# Mbuna 55 Gallon Tank



## K5MOW (Apr 19, 2010)

Here are some pics of my new 55 Gallon Mbuna tank. I will be putting a black bakground in soon.

Roger


----------



## cjacob316 (Dec 4, 2008)

a little black paint goes a long way


----------



## MattyP (Feb 25, 2010)

Absolutely!! Get the Black Background on there and possibly change out that Blue Gravel for either black or white sand and your MONEY!!! I love the look of the cichlid stones!!! Great start!


----------



## MattyP (Feb 25, 2010)

Absolutely!! Get the Black Background on there and possibly change out that Blue Gravel for either black or white sand and your MONEY!!! I love the look of the cichlid stones!!! Great start!


----------



## K5MOW (Apr 19, 2010)

Thanks and I will get that black bakgrownd done soon. Will post pic when done. Well if I went to sand I know it would look great but how do you keep the sand clean?

Roger



MattyP said:


> Absolutely!! Get the Black Background on there and possibly change out that Blue Gravel for either black or white sand and your MONEY!!! I love the look of the cichlid stones!!! Great start!


----------



## cjacob316 (Dec 4, 2008)

most wast sits on top of the sand and you just skim your syphon hose over it, the waste is light than courser sands like pfs


----------



## iplaywithemotions (Dec 18, 2008)

Sand is way easier to clean than gravel! I usually just stir it up with my hand during water changes and that's it! Most of the waste that's on the surface ends up floating to the top and gets sucked out along with the water. My water stays crystal clear! Or you can siphon the surface just like someone else suggested.
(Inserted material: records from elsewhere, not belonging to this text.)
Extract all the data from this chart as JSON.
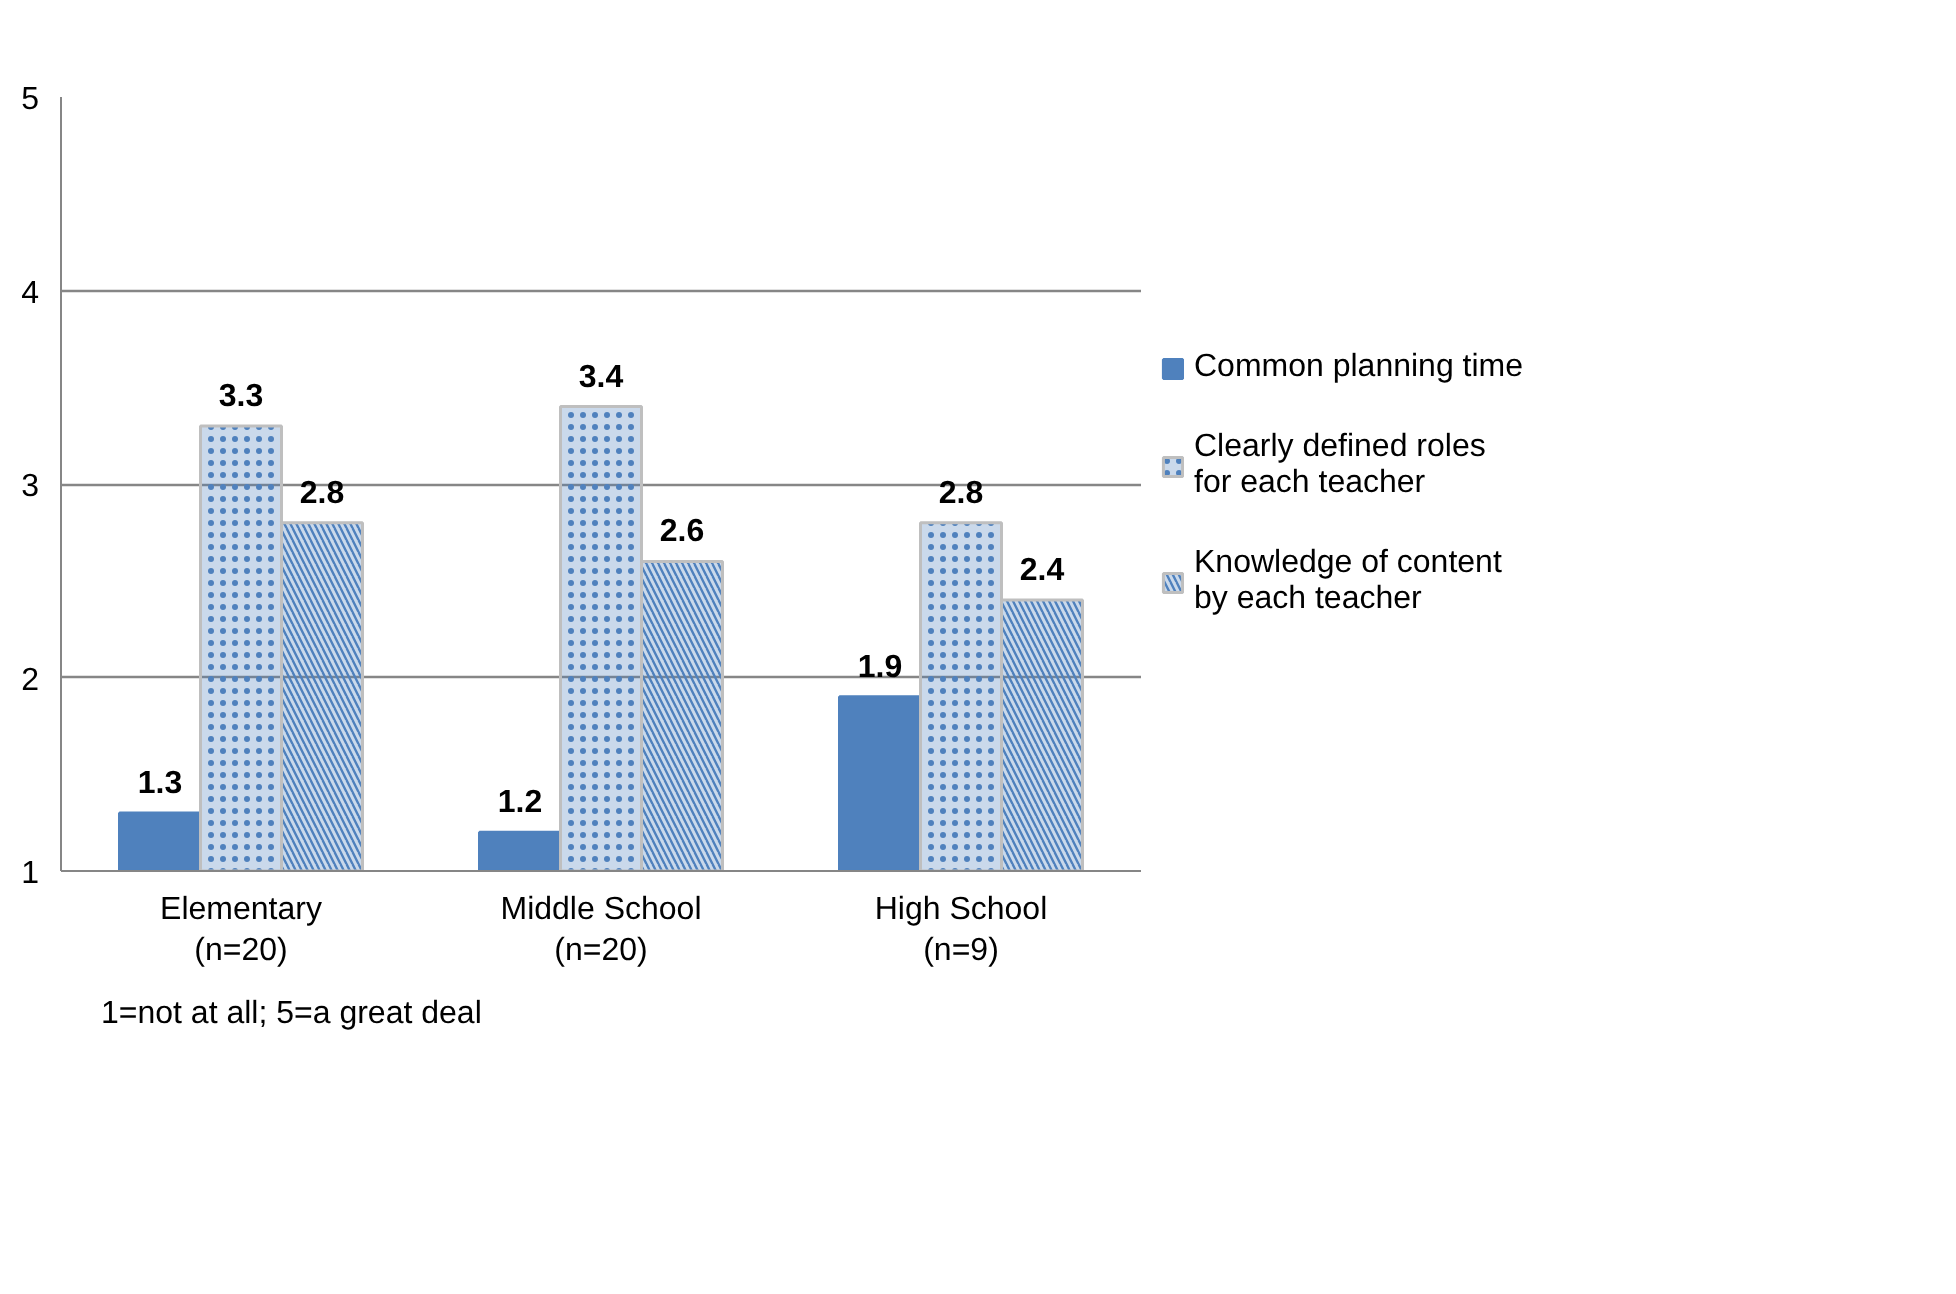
{
  "chart_data": {
    "type": "bar",
    "categories": [
      "Elementary (n=20)",
      "Middle School (n=20)",
      "High School (n=9)"
    ],
    "series": [
      {
        "name": "Common planning time",
        "color": "#4f81bd",
        "values": [
          1.3,
          1.2,
          1.9
        ]
      },
      {
        "name": "Clearly defined roles for each teacher",
        "color": "#4f81bd",
        "values": [
          3.3,
          3.4,
          2.8
        ]
      },
      {
        "name": "Knowledge of content by each teacher",
        "color": "#4f81bd",
        "values": [
          2.8,
          2.6,
          2.4
        ]
      }
    ],
    "ylim": [
      1,
      5
    ],
    "yticks": [
      1,
      2,
      3,
      4,
      5
    ],
    "grid": "y",
    "legend": "right",
    "data_labels": true,
    "annotations": [
      "1=not at all; 5=a great deal"
    ]
  }
}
The sand looks *so* much better and the fish love it! You'll see them digging it and spitting it out. It's very cool.


----------



## K5MOW (Apr 19, 2010)

Ok I think I will change to sand. Thanks for the info.

Roger


----------



## iplaywithemotions (Dec 18, 2008)

You can get a 50lb of playsand (which is more than enough for a 55 gallon) at Home Depot, for just a few bucks. It just needs to be washed thoroughly before being placed into your fish tank. You can also go with pool filter sand, which is also fairly cheap, and is lighter in comparison to the grayish/brownish look of playsand.


----------



## cjacob316 (Dec 4, 2008)

pfs is better, a little coarser so it doesn't kick up as bad and mess up your filters, $5 for 50lbs


----------



## nauTik (Mar 18, 2009)

I love the rocks, what kind are they? Did you make those holes/caves in them yourself?

and I'm definitely going to second the PFS. I have playsand in my 55g mbuna tank, and I switched to PFS for my new 75g and I love it. Looks more natural to me, and like cjacob said, it doesnt kick up nearly as much which is great for my filters :] oh and its much easier to wash as well :thumb:


----------



## K5MOW (Apr 19, 2010)

The rocks are called Cichlid stones. You can get the at

http://www.aquariumfish.net/_affiliates ... leries.htm

http://underwatergalleries.com/Home_Page.html

Roger



nauTik said:


> I love the rocks, what kind are they? Did you make those holes/caves in them yourself?
> 
> and I'm definitely going to second the PFS. I have playsand in my 55g mbuna tank, and I switched to PFS for my new 75g and I love it. Looks more natural to me, and like cjacob said, it doesnt kick up nearly as much which is great for my filters :] oh and its much easier to wash as well :thumb:


----------



## K5MOW (Apr 19, 2010)

Ok I just got the background in. My wife wanted blue insted of black. I think it looks good. Sand is next.

Roger


----------



## iplaywithemotions (Dec 18, 2008)

Looks great! What a huge improvement. :thumb:


----------



## nauTik (Mar 18, 2009)

K5MOW said:


> The rocks are called Cichlid stones. You can get the at
> 
> http://www.aquariumfish.net/_affiliates ... leries.htm
> 
> ...


ah I see thank you :thumb:


----------



## Joekahuna (Oct 9, 2007)

looks very nice!... I recently changed from gravel to pool filter sand an I'm so glad I did. It looks so much better, the tank looks brighter because of the white color of the sand. The cichlids absolutely love it and I dont have trouble cleaning at all


----------



## joeshmoe (Nov 29, 2007)

looks great :thumb:


----------